Maybe it would be sensible to discuss some of these concepts and the ideas around using them so we can add a few more solutions to the discussion.
Martijn Storck
06:52, 02 Jul 20
So maybe flipping things backwards, are there any good reasons to break the CRUD design of a controller?
In my opinion, once a controller is dedicated to exposing a RESTful resource you shouldn't think lightly about breaking that. However, it is perfectly fine to have 'helper' controllers for tasks that do not operate on a specific resource or maybe trigger some business logic.

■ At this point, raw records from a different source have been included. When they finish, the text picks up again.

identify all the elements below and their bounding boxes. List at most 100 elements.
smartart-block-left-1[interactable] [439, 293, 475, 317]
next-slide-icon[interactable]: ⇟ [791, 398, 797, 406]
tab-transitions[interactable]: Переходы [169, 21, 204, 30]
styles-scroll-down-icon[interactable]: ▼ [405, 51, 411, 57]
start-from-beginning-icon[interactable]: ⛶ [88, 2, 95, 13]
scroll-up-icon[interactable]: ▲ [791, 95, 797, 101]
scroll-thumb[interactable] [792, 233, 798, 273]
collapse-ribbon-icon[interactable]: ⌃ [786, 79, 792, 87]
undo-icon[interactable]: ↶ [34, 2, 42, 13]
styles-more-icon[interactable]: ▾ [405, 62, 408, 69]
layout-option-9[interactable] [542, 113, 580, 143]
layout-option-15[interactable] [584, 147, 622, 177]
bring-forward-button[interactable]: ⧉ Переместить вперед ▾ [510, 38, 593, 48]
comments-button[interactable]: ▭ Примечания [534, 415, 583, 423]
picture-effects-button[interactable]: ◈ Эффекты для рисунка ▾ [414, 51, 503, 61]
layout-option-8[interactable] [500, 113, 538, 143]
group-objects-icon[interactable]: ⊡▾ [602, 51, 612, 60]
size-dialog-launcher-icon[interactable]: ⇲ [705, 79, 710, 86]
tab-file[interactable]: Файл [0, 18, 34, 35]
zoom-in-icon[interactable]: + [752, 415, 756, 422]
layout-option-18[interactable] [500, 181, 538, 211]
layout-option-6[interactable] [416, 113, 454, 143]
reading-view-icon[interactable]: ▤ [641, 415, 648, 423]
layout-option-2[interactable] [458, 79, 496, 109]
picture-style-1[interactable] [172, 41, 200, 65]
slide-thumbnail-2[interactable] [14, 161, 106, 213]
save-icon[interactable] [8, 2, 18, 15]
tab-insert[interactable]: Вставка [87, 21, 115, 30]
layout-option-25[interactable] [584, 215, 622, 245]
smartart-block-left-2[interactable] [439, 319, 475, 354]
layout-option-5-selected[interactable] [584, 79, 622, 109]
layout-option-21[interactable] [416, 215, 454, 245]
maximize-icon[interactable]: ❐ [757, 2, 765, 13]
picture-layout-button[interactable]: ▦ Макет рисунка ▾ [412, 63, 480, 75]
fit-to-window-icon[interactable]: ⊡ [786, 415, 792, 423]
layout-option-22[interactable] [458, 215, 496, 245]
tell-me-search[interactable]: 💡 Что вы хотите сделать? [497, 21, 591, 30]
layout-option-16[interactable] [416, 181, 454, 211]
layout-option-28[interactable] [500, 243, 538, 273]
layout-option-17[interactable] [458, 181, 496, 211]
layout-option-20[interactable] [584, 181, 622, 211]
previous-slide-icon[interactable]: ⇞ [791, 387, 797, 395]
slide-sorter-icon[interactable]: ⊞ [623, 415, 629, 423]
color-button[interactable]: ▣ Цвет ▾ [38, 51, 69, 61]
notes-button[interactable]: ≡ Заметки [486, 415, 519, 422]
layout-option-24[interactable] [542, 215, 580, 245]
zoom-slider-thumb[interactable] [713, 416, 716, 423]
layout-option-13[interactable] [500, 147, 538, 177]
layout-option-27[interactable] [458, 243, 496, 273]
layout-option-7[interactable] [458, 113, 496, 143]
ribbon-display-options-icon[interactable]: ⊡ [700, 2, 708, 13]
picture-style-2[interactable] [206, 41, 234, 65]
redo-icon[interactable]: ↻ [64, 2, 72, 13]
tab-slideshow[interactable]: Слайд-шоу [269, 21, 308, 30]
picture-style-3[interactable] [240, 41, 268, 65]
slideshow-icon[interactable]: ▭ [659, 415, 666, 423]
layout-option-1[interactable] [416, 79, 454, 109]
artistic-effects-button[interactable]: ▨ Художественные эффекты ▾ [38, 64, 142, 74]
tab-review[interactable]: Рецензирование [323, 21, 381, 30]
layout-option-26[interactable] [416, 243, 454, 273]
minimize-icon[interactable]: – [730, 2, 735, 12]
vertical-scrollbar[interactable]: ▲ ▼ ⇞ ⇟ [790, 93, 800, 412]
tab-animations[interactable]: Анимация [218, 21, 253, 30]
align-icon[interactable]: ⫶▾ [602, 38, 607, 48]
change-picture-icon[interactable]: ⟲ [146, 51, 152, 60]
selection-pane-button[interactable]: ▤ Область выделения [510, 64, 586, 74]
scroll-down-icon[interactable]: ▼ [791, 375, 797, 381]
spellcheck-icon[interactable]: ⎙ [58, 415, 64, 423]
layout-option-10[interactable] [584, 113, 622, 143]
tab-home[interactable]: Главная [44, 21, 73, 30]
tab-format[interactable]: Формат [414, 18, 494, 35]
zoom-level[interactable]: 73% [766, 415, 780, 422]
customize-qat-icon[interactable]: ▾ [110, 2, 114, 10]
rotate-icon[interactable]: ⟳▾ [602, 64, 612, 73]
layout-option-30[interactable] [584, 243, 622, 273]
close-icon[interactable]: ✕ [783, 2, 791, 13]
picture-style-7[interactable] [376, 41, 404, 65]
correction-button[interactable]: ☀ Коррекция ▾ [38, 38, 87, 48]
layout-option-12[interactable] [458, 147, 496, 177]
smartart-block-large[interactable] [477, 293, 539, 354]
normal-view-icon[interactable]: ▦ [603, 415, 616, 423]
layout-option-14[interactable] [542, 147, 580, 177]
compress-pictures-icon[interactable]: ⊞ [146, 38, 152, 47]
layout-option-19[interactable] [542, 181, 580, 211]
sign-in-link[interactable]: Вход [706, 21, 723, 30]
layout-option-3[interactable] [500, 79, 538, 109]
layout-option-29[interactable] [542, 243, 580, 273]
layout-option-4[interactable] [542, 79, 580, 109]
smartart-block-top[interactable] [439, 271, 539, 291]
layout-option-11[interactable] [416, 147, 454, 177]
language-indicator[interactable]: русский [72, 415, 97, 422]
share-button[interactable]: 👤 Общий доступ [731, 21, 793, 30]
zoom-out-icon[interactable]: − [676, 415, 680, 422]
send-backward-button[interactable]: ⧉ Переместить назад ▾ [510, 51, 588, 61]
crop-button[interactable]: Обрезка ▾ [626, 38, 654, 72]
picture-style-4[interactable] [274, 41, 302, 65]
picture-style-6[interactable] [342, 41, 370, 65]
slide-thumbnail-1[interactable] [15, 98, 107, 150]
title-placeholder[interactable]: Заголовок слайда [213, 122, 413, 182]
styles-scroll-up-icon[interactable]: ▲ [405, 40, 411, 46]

Again, these are just my opinions. Rails leaves room to structure your app the way you feel fit. I like to stick close to the basics as explained in the guides, though, because it makes it easy to onboard new developers or revisit old code.
Martijn Storck
06:55, 02 Jul 20
Helpers are a more controversial topic. Some believe them to be an antipattern and prefer to use something like a presenter or even cell. Helpers have two distinct properties: they deal with presentation only and are only available in views. If you have methods that you'd like to use from multiple controllers you can use a Concern like that. Both Helpers and Concerns are implemented as modules; a Ruby primitive that allows groups of methods to be pulled into a class.
Joshua Summers
11:55, 15 Jul 20
However, it is perfectly fine to have 'helper' controllers for tasks that do not operate on a specific resource or maybe trigger some business logic.
So let's start with the 'helper' controller idea. Say you were building a simple blogging application with a Post model and a Comment model.
Let's say you were to add a feature to that that might need a 'helper' controller. What kind of feature might that be, and what methods would be in this new (non-RESTful?) controller?